While many Canadian provinces, particularly other Atlantic provinces, have experienced out-migration for similar reasons,1 Newfoundland’s population loss stands out for its sheer numbers, at times reaching a net rate of more than 6 percent of Newfoundlanders aged five and older (Statistics Canada). Moreover, this statistic does not include the significant amount of seasonal migration that brings Newfoundland labourers back and forth several times a year. As of 2003, Newfoundland’s expatriate community was estimated at a total of 220,000 (Royal Commission i)—a staggering number considering that the province’s population in that year was just 512,500. This long period of population loss may finally be slowing; in 2008 and 2009 the province experienced a brief population increase for the first time in fifteen years (Statistics Canada).

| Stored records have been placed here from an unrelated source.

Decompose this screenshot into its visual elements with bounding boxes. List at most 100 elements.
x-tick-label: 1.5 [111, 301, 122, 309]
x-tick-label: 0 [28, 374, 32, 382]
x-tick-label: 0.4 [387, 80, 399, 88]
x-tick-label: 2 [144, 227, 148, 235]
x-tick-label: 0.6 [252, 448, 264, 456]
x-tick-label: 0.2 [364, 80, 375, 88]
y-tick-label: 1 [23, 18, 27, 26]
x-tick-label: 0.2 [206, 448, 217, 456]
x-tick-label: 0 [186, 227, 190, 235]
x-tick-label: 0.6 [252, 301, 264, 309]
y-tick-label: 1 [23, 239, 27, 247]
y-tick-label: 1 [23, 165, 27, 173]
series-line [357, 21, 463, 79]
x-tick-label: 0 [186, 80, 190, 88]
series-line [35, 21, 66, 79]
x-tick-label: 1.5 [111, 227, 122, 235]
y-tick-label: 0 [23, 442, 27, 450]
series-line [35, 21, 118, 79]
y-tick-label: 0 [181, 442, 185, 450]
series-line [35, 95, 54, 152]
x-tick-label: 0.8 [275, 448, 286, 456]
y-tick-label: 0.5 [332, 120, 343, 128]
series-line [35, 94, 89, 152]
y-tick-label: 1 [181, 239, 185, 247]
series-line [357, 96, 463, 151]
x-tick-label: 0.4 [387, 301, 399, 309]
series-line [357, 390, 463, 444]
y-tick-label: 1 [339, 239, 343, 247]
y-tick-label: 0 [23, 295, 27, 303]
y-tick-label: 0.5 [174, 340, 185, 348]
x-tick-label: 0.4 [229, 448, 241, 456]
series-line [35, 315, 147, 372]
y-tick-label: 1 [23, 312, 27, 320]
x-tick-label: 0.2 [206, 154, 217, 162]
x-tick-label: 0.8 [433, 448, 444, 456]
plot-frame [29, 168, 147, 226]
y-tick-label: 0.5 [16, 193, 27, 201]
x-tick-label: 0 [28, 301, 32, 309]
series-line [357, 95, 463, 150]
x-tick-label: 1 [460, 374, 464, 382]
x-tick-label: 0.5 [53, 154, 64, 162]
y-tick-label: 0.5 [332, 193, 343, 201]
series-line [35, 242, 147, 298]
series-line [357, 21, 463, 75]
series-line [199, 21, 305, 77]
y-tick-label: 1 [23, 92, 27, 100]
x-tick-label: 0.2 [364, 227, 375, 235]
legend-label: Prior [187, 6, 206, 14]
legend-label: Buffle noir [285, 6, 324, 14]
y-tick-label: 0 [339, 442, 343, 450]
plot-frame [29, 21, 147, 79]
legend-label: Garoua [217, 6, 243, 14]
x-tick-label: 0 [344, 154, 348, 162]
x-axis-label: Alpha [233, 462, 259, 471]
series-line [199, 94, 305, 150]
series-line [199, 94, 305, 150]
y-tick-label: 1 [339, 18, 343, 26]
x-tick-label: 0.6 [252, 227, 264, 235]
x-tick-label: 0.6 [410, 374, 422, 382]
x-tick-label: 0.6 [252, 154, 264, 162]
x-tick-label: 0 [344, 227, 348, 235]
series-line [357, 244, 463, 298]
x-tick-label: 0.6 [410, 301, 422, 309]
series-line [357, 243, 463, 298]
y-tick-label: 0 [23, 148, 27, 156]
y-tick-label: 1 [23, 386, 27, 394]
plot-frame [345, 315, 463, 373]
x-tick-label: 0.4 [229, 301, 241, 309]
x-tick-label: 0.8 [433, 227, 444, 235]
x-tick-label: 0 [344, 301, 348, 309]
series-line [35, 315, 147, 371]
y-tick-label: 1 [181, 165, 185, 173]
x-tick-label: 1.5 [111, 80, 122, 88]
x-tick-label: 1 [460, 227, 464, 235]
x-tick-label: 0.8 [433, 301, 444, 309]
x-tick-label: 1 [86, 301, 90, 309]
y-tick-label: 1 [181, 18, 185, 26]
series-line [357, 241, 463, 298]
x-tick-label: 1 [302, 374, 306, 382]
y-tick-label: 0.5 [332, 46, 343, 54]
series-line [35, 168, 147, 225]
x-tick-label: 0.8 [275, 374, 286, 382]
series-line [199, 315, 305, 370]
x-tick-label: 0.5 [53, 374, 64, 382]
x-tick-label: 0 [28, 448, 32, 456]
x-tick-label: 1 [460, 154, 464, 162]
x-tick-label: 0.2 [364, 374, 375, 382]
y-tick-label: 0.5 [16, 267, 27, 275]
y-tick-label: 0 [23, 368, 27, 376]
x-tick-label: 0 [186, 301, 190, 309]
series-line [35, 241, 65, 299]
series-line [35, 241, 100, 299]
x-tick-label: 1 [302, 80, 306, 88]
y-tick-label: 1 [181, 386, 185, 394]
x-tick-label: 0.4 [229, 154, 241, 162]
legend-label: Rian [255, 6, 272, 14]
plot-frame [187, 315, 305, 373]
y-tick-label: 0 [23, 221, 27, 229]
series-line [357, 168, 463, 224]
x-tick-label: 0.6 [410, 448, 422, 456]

Yet census data since then again show an annual population loss to out-migration. The province’s unemployment rate remains the highest in the country, at 13 percent as of June 2012 (Statistics Canada).

Out-migration has not been limited to former fishers or young blue-collar labourers. Professionals and artists have also left. Others have left in search of better education. Aging parents have followed their children to their new hometowns in Toronto or Fort McMurray in a “second wave” of out-migration (Royal Commission 39). While not every Newfoundlander’s reasons for leaving are the same, together they have formed a culture of out-migration, in which leaving is often expected or considered inevitable, and in which returning is a powerful but often unfulfilled dream. Together, these migrants constitute a Newfoundland diaspora.

This book examines how this diaspora has impacted Newfoundland literature, both as the subject of much of the work and as a condition from which many writers write. In Newfoundland, critics have explicitly connected the development of a distinct literature to the massive change resulting from Confederation, the government resettlement program of the 1940s and ’50s, and the collapse of the fishery (Gwyn; Rompkey, “Colonial”). This book argues that much of Newfoundland’s current literary production is also a result of, or a response to, diaspora. The idea of a “Newfoundland diaspora” does not just refer to the post-cod-moratorium outflux, then, but to a larger social phenomenon that has shaped Newfoundland literature and culture. Malcolm Macleod’s review of Helen M. Buss / Margaret Clarke’s Memoirs from Away suggests the way in which the Newfoundland diaspora can be considered in terms of a broad literary history: “‘Memoirs from away’ is the title of this one book, but it is a fitting label for a whole category of writing about Newfoundland. While Newfoundlanders have been massively re-locating themselves in North America for 120 years, literary elements in the diaspora have often penned accounts of displacement, adjustment and nostalgia for a distant, past homeland” (98). This migrant literary tradition can be traced back to the early twentieth century and the poetry of E.J. Pratt and the stories and essays of the Montreal-based magazine The Atlantic Guardian. Contemporary narratives of out-migration also frequently locate themselves within a long historical diasporic trajectory, so that Wayne Johnston’s memoir of family and displacement, Baltimore’s Mansion, for example, looks back at the retreat of one of the colony’s first settlers, Lord Baltimore, as the beginning of a social pattern. In this book, then, rather than moving chronologically through the texts, I take a comparative approach, examining how diaspora influences writers of diverse eras and genres, and how diasporic subjectivity intersects with the theoretical flashpoints of affect, authenticity, nationalism, and ethnicity.